Nein, die Lektion für mich bestand darin, mein Glück nicht von Umständen abhängig zu machen, sondern von meinem Blick in die Zukunft! Ich sollte lernen, meinen Blick nach vorne zu richten und nicht auf die Vergangenheit, auf mein Glück und nicht auf den Schmerz. Das ECK, der heilge Geist, will, dass sich Ihre inneren Umstände ändern, denn wenn sich Ihr Inneres ändert, müssen die äußeren Umstände folgen …

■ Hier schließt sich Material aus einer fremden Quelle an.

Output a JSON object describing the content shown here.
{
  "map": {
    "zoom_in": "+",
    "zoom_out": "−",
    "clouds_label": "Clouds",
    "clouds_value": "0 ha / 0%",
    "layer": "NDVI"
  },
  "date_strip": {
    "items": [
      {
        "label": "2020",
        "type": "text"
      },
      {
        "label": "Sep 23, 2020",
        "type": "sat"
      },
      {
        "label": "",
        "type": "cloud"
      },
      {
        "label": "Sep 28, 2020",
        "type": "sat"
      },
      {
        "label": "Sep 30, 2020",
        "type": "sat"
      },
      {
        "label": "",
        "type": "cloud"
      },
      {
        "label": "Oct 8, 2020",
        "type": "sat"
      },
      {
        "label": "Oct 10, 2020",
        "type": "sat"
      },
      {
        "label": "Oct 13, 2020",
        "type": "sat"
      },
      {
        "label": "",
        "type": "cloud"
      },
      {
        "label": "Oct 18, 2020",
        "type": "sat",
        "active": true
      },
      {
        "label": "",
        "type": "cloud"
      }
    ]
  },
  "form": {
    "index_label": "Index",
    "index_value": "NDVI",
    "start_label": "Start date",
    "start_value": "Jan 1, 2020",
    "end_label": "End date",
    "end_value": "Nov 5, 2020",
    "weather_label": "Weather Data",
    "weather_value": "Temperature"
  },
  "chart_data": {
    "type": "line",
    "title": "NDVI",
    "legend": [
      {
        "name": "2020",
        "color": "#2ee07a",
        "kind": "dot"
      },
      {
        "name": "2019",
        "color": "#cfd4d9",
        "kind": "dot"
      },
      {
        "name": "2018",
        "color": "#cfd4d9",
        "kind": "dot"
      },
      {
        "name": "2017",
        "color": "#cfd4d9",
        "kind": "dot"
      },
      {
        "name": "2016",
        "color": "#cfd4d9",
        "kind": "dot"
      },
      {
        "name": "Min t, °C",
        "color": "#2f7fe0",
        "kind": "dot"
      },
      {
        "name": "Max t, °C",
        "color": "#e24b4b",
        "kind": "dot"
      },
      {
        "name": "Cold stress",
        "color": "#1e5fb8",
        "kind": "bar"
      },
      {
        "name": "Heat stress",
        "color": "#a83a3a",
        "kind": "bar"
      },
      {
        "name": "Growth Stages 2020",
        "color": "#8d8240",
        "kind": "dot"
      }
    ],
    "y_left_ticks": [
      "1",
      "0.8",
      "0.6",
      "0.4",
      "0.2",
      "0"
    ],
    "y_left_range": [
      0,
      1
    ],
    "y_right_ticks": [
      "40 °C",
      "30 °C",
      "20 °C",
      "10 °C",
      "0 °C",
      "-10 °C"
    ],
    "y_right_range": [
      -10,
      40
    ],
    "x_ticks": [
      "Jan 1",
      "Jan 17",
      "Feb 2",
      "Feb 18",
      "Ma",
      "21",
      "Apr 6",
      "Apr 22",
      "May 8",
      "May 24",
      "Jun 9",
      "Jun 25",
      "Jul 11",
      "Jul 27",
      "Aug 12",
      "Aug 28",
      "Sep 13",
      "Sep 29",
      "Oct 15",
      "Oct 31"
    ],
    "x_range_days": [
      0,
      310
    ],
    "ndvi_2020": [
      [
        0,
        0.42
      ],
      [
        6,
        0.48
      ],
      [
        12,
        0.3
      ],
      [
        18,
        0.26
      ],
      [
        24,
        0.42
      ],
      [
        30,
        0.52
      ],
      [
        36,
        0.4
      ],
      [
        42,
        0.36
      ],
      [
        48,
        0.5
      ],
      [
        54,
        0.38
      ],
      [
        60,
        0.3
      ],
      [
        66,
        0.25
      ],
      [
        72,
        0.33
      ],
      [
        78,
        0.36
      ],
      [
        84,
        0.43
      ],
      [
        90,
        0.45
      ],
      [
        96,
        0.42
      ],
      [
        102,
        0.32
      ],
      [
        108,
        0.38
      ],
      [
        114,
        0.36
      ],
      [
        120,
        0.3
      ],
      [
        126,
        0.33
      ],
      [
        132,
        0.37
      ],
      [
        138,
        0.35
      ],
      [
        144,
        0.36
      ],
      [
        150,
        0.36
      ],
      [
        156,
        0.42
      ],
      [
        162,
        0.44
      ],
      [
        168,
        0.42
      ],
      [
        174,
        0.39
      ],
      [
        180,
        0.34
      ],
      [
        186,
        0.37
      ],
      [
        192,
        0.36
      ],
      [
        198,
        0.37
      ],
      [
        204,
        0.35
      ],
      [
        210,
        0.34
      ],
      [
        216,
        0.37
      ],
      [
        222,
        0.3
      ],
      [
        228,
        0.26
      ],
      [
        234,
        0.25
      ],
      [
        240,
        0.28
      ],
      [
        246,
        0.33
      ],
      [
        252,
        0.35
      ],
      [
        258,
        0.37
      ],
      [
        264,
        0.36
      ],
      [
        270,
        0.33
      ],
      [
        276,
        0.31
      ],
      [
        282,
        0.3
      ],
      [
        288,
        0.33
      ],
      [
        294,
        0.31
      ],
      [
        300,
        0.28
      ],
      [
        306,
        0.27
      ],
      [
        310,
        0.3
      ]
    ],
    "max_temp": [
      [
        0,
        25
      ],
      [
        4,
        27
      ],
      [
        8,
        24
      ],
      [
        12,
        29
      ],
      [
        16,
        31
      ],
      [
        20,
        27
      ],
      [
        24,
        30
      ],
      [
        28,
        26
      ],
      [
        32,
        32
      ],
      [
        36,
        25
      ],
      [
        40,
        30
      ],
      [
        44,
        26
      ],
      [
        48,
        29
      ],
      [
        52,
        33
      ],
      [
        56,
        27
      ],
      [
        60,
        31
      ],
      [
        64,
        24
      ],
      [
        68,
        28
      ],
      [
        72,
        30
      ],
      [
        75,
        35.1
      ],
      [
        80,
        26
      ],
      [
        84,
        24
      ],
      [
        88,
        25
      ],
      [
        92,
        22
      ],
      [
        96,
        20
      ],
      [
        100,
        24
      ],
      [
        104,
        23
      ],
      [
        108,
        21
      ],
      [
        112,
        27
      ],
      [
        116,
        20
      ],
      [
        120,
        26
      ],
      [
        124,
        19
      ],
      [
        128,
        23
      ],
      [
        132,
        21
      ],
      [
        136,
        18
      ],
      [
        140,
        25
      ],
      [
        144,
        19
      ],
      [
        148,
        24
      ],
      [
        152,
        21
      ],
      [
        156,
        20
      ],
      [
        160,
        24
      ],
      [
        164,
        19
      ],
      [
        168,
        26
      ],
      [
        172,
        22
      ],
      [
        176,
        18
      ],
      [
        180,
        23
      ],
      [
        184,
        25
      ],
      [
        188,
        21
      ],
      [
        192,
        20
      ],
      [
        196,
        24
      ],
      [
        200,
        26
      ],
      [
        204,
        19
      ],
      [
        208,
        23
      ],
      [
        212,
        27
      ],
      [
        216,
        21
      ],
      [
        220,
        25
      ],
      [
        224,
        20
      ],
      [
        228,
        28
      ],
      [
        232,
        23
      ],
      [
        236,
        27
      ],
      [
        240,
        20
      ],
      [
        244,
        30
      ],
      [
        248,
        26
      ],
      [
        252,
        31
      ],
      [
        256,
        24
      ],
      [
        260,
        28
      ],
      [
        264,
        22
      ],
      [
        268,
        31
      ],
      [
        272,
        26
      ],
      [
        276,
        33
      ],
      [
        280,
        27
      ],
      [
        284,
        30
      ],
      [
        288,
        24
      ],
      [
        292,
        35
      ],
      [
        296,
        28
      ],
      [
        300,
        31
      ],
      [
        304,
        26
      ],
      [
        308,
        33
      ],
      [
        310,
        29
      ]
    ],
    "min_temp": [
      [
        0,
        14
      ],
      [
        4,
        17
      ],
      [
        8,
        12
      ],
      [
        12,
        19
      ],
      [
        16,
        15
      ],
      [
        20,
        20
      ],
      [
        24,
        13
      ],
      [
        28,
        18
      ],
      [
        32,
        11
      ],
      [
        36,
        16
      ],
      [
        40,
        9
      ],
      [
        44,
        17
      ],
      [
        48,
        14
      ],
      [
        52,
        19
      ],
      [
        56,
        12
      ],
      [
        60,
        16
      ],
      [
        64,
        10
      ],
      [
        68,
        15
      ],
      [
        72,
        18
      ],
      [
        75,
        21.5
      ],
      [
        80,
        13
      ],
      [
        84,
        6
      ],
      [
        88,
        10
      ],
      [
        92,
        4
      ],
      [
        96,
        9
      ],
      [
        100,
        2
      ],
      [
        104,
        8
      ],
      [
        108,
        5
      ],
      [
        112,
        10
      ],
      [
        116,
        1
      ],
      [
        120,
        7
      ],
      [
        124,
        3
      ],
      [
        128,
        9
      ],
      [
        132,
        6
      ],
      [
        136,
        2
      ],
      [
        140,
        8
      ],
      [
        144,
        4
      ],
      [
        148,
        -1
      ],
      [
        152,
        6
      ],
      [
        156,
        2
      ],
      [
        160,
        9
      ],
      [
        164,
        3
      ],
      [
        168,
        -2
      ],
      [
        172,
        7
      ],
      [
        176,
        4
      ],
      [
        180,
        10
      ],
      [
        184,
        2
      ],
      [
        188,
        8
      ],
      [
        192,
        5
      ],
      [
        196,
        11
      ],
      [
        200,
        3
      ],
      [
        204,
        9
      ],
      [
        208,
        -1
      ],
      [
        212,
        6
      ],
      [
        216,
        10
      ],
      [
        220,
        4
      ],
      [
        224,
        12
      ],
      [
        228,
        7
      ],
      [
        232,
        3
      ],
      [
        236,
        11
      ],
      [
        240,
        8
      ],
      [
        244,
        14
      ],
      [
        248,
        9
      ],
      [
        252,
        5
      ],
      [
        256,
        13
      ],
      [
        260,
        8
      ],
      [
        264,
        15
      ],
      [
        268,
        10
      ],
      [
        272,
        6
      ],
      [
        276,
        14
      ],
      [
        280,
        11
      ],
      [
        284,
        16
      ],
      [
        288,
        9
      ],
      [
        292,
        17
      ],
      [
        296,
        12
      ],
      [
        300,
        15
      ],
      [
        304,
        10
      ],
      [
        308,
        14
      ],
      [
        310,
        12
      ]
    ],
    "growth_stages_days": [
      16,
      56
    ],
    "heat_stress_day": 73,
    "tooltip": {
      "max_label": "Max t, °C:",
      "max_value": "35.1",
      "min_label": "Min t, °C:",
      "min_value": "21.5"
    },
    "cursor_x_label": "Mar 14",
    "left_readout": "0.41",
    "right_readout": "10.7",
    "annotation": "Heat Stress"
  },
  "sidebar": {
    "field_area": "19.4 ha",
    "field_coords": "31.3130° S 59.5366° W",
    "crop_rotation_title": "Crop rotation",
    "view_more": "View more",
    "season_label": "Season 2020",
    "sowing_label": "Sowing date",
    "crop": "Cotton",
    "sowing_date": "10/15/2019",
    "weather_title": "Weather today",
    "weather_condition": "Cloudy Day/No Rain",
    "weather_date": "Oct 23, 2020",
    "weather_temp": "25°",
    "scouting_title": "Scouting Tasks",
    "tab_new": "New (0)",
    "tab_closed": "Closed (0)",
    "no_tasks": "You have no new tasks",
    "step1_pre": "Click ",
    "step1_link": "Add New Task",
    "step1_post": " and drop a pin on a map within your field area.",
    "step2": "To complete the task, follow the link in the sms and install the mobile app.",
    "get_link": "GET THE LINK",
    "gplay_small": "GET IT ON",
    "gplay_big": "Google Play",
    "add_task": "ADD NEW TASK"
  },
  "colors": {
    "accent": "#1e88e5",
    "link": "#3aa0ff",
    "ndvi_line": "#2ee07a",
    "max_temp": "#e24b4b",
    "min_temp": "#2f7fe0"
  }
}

#1 by Eva on Montag, 25. Mai 2009
Zitieren
So ist das also mit dem Verkaufen! Das will ich auch schon eine ganze Weile - und ich versuche, die Situation zu verstehen und zu deuten. Durchaus versuche ich, meine inneren Umstände zu verändern und frage mich jetzt, ob ich nicht immer doch nur am Äußeren gedreht habe.
Mag sein, aber ich erlebe auch, dass einer einfach so kommen kann, von inneren Umständen keine Ahnung hat und zum doppelten Preis verkauft.
Nun, der hat seine inneren Umstände vielleicht auch verändert, nur nicht bewusst.
Im Übrigen gelten eben für jeden Menschen andere Umstände und Bedingungen, ganz einfach, weil er einzigartig ist - und darüber sind wir doch meistens sehr erfreut.